Thursday 8 November 2018

Mysql: Should I always prefer MySQL InnoDB over MyISAM?

Someone just told me that InnoDB is much better than MyISAM. So when I create a table, should I always try to use InnoDB Engine instead of MyISAM? Or do both have it's big benefits?

 Answers


MyISAM is transactionless and heap-organized. The records are identified by the row offset in the table and the indexes store this offset as a row pointer.
InnoDB supports transactions and is index-organized. The records are identified by the value of the PRIMARY KEY (or a hidden internal column is there is no PRIMARY KEY defined) and are stored in a B-Tree.
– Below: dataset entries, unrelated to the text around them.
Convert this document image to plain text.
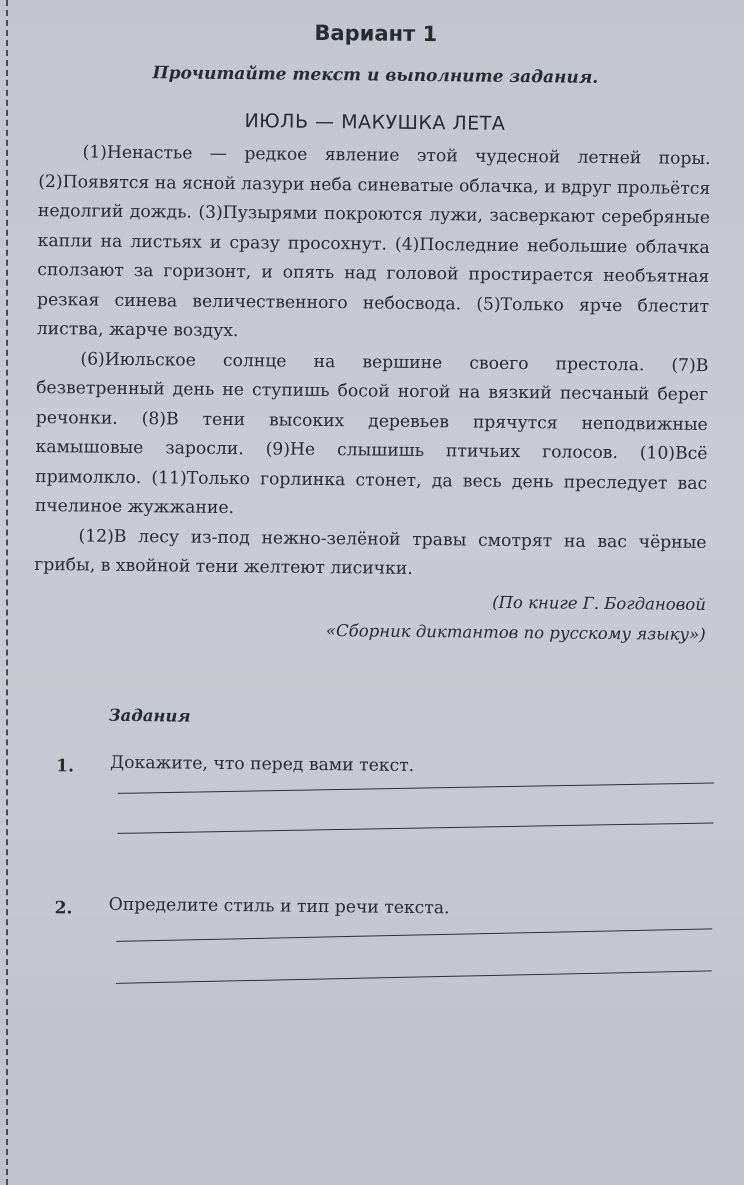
Вариант 1
Прочитайте текст и выполните задания.
ИЮЛЬ — МАКУШКА ЛЕТА

(1)Ненастье — редкое явление этой чудесной летней поры. (2)Появятся на ясной лазури неба синеватые облачка, и вдруг прольётся недолгий дождь. (3)Пузырями покроются лужи, засверкают серебряные капли на листьях и сразу просохнут. (4)Последние небольшие облачка сползают за горизонт, и опять над головой простирается необъятная резкая синева величественного небосвода. (5)Только ярче блестит листва, жарче воздух.

(6)Июльское солнце на вершине своего престола. (7)В безветренный день не ступишь босой ногой на вязкий песчаный берег речонки. (8)В тени высоких деревьев прячутся неподвижные камышовые заросли. (9)Не слышишь птичьих голосов. (10)Всё примолкло. (11)Только горлинка стонет, да весь день преследует вас пчелиное жужжание.

(12)В лесу из-под нежно-зелёной травы смотрят на вас чёрные грибы, в хвойной тени желтеют лисички.

(По книге Г. Богдановой
«Сборник диктантов по русскому языку»)
Задания
1. Докажите, что перед вами текст.
2. Определите стиль и тип речи текста.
The secondary indexes store the value of the PRIMARY KEY as a row pointer.
Queries that involve full table scans or secondary index lookups are usually faster on MyISAM tables.
Queries that involve PRIMARY KEY seeks are usually faster on InnoDB tables.
MyISAM tables store the number of records in the table in the table's metadata, that's why the queries like this:
SELECT  COUNT(*)
FROM    myisamtable
are instant.
MyISAM tables are completely locked on the DML operations (with several exceptions).
InnoDB tables lock individual records and index gaps, however these are the records and the gaps that are scanned, not only those matched by the WHEREcondition. This can lead to the records being locked despite the fact they don't match.
InnoDB tables support referential integrity (FOREIGN KEYs) . MyISAM tables don't.
There are several scenarios that can show benefits of both engines.



To put it simply:
You should use InnoDB:
  • if you need transaction support
  • if you need foreign keys
You should use MyISAM:
  • if you don't need the above AND
  • you need speed (faster database operations)



InnoDB is a fully ACID compliant database engine and therefore offers support for transactions, etc. As such, it can therefore be slower than the MyISAM database which tends to be optimised in a different direction.
Therefore if you need transactions InnoDB (or another RDBMS such as PostgreSQL) is the obvious choice.